Nadia tersenyum. "O-oh ya udah. Padahal sebenernya lo bisa kirim sendiri pribadi ke gue."
"Gue nggak punya nom—"
"Lo bisa save sekar—"
"Dan gue males buat save nomor cewek." Lanjut Elzio menyela. Lelaki itu mengangguk samar lalu masuk ke dalam menuju bangku Shabira. "Hey..."
"El? Kenapa?" tanya Shabira, namun matanya tertuju pada Nadia yang mengikuti Elzio dari belakang.
"Udah sarapan belum tadi?"
"Udah."
"Ini tinggal minum." Elzio meletakkan satu strip obat yang Shabira kenal sebagai pereda flu lengkap dengan sebotol air kemasan. "Kamu bersin terus, itu..."
"Apa?"
"Hidung kamu lucu, merah." Elzio tertawa kecil, menunjuk hidung Shabira dari jarak jauh.
Shabira mendengkus. "Makasih. Aku kayak badut ya?"
"Nggak. Tetep cantik."
"Aaahaaayydeehh! Bisa nggak kalian uwu nya pindah ke Mars?
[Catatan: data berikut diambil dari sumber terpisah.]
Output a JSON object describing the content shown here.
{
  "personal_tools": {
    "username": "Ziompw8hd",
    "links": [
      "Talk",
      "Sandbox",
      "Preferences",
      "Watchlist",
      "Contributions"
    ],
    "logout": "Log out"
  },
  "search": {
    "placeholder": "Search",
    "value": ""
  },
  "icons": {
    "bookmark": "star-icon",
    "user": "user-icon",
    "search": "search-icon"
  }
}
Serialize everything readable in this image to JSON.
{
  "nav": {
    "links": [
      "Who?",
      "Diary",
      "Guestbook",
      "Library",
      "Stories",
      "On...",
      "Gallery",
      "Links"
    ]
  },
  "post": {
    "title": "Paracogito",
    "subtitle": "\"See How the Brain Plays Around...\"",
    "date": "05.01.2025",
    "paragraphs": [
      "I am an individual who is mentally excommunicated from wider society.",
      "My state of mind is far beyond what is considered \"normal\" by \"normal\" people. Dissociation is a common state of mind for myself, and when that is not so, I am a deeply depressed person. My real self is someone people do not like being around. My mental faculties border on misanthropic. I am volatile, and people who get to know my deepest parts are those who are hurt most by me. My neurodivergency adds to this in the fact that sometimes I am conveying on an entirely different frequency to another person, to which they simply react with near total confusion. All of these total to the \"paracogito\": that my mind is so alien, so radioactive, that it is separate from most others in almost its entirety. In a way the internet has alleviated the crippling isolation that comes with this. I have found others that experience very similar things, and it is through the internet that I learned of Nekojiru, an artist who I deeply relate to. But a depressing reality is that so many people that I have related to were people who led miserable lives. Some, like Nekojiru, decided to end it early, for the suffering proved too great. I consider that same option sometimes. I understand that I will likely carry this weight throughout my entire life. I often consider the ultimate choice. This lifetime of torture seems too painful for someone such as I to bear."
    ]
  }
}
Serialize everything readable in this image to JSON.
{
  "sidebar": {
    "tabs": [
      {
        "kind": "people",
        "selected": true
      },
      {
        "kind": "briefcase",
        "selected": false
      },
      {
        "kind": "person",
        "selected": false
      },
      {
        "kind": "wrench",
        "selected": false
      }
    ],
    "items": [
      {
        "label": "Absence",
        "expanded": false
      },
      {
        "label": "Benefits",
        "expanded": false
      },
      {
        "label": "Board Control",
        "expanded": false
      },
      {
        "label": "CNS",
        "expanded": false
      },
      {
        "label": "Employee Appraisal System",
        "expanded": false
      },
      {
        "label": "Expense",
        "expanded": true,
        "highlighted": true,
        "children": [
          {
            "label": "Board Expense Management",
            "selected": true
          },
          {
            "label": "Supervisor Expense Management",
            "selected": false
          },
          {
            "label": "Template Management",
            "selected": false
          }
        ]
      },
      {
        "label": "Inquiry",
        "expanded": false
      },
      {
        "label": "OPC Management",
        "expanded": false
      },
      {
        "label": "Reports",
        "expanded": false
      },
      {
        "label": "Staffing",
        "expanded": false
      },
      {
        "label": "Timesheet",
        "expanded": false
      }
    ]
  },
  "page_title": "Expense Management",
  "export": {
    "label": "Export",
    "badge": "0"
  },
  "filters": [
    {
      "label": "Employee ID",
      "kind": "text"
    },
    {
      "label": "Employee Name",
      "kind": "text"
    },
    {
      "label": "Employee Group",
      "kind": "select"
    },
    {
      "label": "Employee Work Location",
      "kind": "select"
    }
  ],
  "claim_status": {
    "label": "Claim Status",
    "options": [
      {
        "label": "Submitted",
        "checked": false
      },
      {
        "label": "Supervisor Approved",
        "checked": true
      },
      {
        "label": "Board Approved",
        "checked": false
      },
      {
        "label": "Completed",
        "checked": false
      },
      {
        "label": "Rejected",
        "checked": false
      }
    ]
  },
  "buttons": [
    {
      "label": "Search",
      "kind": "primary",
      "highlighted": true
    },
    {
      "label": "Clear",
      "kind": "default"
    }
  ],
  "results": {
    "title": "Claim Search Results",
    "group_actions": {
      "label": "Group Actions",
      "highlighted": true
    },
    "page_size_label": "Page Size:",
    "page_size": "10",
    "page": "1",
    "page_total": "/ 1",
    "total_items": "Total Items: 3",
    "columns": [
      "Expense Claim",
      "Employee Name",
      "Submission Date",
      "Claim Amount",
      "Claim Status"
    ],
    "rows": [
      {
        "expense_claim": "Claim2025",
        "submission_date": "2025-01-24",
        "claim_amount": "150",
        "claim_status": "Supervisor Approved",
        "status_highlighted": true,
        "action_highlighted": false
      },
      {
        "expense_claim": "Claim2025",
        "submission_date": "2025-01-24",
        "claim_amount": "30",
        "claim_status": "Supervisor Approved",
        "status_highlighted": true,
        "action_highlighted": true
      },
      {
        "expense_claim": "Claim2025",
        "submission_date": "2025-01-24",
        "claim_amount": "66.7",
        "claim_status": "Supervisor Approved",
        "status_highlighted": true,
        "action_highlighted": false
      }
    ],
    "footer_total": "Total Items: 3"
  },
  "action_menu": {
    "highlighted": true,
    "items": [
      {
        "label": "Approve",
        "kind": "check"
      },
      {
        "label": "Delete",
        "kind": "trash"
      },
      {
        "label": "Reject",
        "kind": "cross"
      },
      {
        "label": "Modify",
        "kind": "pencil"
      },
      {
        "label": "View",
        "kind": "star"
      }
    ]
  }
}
Gue males ngungsi, nih," celetuk Karina di sertai tawa menggoda.
Elzio hanya diam berdeham sementara Shabira terkekeh melihat ujung telinga lelaki itu memerah. "Makasih obatnya."
"Hmm. Ya udah aku ke kelas dulu. Terus ini," lelaki itu menyimpan paperbag yang di berikan Nadia di meja Shabira. "Titip dulu, nanti pulangnya aku ke sini. Kita pulang bareng."
"P-pulang bareng?!"
Elzio mengangguk. "Ayah barusan nge whatsapp, minta tolong aku anterin kamu soalnya ayah nggak bisa jemput, mobilnya baru bisa di di service nanti sore," urainya.
Shabira hanya mampu mengangguk-angguk dengan wajah bodohnya. Barulah saat Elzio pamit keluar kelas, gadis itu tersadar dan langsung berlari mengejar Elzio.
"HEY CRUSH!!" teriaknya lantang, menggema di selasar kelas yang cukup ramai.
Elzio yang hapal betul suara Shabira, langsung menoleh ke belakang dan seketika tersenyum salah tingkah saat gadis itu memberikan finger heart dengan dua tangan yang diacungkan ke atas.
Ya Allah, gadis itu... benar-benar minta di lamar sekarang juga sepertinya.
***
Bersambung....
Selasa, 03 Mei 2022.
Dua bab ke depan kita bakal masuk konflik utama dan mungkin konflik terakhir. Aku nggak tahu kapan update lagi, tapi doain semoga cerita ini ramai sesuai harapanku supaya aku semangat mengerjakan naskahnya sampai selesai.